Petition to High Court: Find Solution for Prisoners’ Families

The Health Rights Project, operated jointly by Physicians for Human Rights-Israel and the Adva Center, filed a petition to the Israeli High Court today against the Minister of Labor and Welfare and the National Insurance Institute (NII) demanding that an arrangement be found regarding the income maintenance allowance for prisoners’ wives, residents of the occupied territories, who lack status in Israel.

The families represented in the petition are locked in a difficult situation which affects their basic needs: the husbands are in jail and the wives, due to their lack of legal status, are unable to work and for the same reason do not receive government allowances as single parents. This leaves the families without any means of financing their basic needs, especially those of their children. They become completely dependent on relatives and charity, and their daily struggle to survive is very difficult and uncertain.

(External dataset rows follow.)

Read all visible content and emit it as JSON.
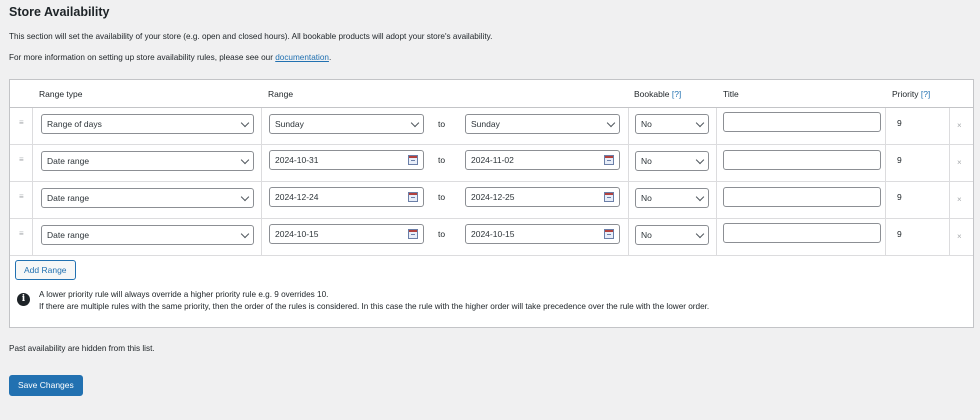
{
  "section": {
    "title": "Store Availability",
    "desc1": "This section will set the availability of your store (e.g. open and closed hours). All bookable products will adopt your store's availability.",
    "desc2_prefix": "For more information on setting up store availability rules, please see our ",
    "desc2_link": "documentation",
    "desc2_suffix": "."
  },
  "table": {
    "headers": {
      "range_type": "Range type",
      "range": "Range",
      "bookable": "Bookable",
      "bookable_help": "[?]",
      "title": "Title",
      "priority": "Priority",
      "priority_help": "[?]"
    },
    "to_label": "to",
    "drag_icon": "drag-handle-icon",
    "delete_icon": "delete-x-icon",
    "delete_glyph": "×",
    "rows": [
      {
        "range_type": "Range of days",
        "from": "Sunday",
        "to": "Sunday",
        "bookable": "No",
        "title": "",
        "priority": "9"
      },
      {
        "range_type": "Date range",
        "from": "2024-10-31",
        "to": "2024-11-02",
        "bookable": "No",
        "title": "",
        "priority": "9"
      },
      {
        "range_type": "Date range",
        "from": "2024-12-24",
        "to": "2024-12-25",
        "bookable": "No",
        "title": "",
        "priority": "9"
      },
      {
        "range_type": "Date range",
        "from": "2024-10-15",
        "to": "2024-10-15",
        "bookable": "No",
        "title": "",
        "priority": "9"
      }
    ]
  },
  "add_range_label": "Add Range",
  "info": {
    "icon": "info-icon",
    "glyph": "i",
    "line1": "A lower priority rule will always override a higher priority rule e.g. 9 overrides 10.",
    "line2": "If there are multiple rules with the same priority, then the order of the rules is considered. In this case the rule with the higher order will take precedence over the rule with the lower order."
  },
  "footer_note": "Past availability are hidden from this list.",
  "save_label": "Save Changes",
  "colors": {
    "accent": "#2271b1",
    "background": "#f0f0f1"
  }
}
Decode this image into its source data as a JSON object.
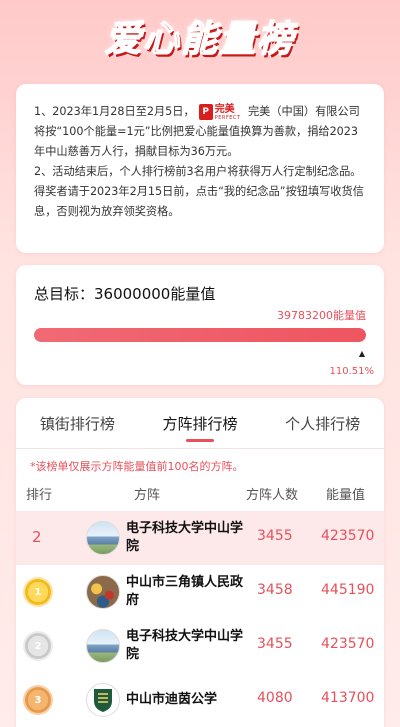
{
  "banner": {
    "title": "爱心能量榜"
  },
  "info": {
    "p1_before": "1、2023年1月28日至2月5日，",
    "logo_cn": "完美",
    "logo_en": "PERFECT",
    "p1_after": " 完美（中国）有限公司将按“100个能量=1元”比例把爱心能量值换算为善款，捐给2023年中山慈善万人行，捐献目标为36万元。",
    "p2": "2、活动结束后，个人排行榜前3名用户将获得万人行定制纪念品。得奖者请于2023年2月15日前，点击“我的纪念品”按钮填写收货信息，否则视为放弃领奖资格。"
  },
  "goal": {
    "title": "总目标：36000000能量值",
    "current": "39783200能量值",
    "progress_fraction": 1.0,
    "percent_label": "110.51%",
    "marker": "▲"
  },
  "ranking": {
    "tabs": [
      {
        "label": "镇街排行榜",
        "active": false
      },
      {
        "label": "方阵排行榜",
        "active": true
      },
      {
        "label": "个人排行榜",
        "active": false
      }
    ],
    "note": "*该榜单仅展示方阵能量值前100名的方阵。",
    "headers": {
      "rank": "排行",
      "team": "方阵",
      "people": "方阵人数",
      "energy": "能量值"
    },
    "rows": [
      {
        "rank": "2",
        "medal": "",
        "name": "电子科技大学中山学院",
        "people": "3455",
        "energy": "423570",
        "highlight": true,
        "avatar": "campus-photo"
      },
      {
        "rank": "1",
        "medal": "gold",
        "name": "中山市三角镇人民政府",
        "people": "3458",
        "energy": "445190",
        "highlight": false,
        "avatar": "crowd-photo"
      },
      {
        "rank": "2",
        "medal": "silver",
        "name": "电子科技大学中山学院",
        "people": "3455",
        "energy": "423570",
        "highlight": false,
        "avatar": "campus-photo"
      },
      {
        "rank": "3",
        "medal": "bronze",
        "name": "中山市迪茵公学",
        "people": "4080",
        "energy": "413700",
        "highlight": false,
        "avatar": "school-crest"
      }
    ]
  },
  "colors": {
    "accent": "#e8505b",
    "gold": "#f3b81b",
    "silver": "#c9c9c9",
    "bronze": "#e79a4a"
  }
}
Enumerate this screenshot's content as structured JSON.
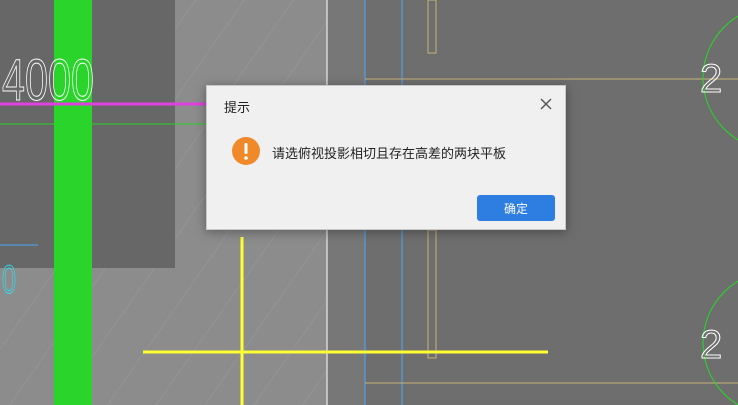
{
  "canvas": {
    "dimension_text": "4000",
    "right_circle_labels": [
      "2",
      "2"
    ],
    "left_cyan_mark": "0"
  },
  "dialog": {
    "title": "提示",
    "close_icon": "close-icon",
    "warning_icon": "exclamation-circle-icon",
    "message": "请选俯视投影相切且存在高差的两块平板",
    "ok_label": "确定"
  },
  "colors": {
    "background": "#6e6e6e",
    "green_column": "#2ad42a",
    "magenta_line": "#e040e0",
    "yellow_line": "#ffff33",
    "cyan_line": "#4aa8ff",
    "tan_line": "#c8b07a",
    "circle_green": "#22dd22",
    "dialog_bg": "#f0f0f0",
    "ok_button": "#2e7de1",
    "warning": "#f0892a"
  }
}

Background: The husbands are citizens or residents of Israel. The wives are residents of the occupied territories. The family unification process, which is intended to grant them residency and accompanied social rights, is stopped as soon as the husbands are sent to jail. The children are citizens or residents as they receive status from their father.

The petitioners, represented by Adv. Yohanna Lerman, are demanding that a solution be found for the plight of these families- the Minister of Labor and Welfare is asked to use his authority, as defined in NII Act section 378(B)(1), to recognize these women as a unique case according to the NII- recognition that would grant them the allowance needed for themselves and their children.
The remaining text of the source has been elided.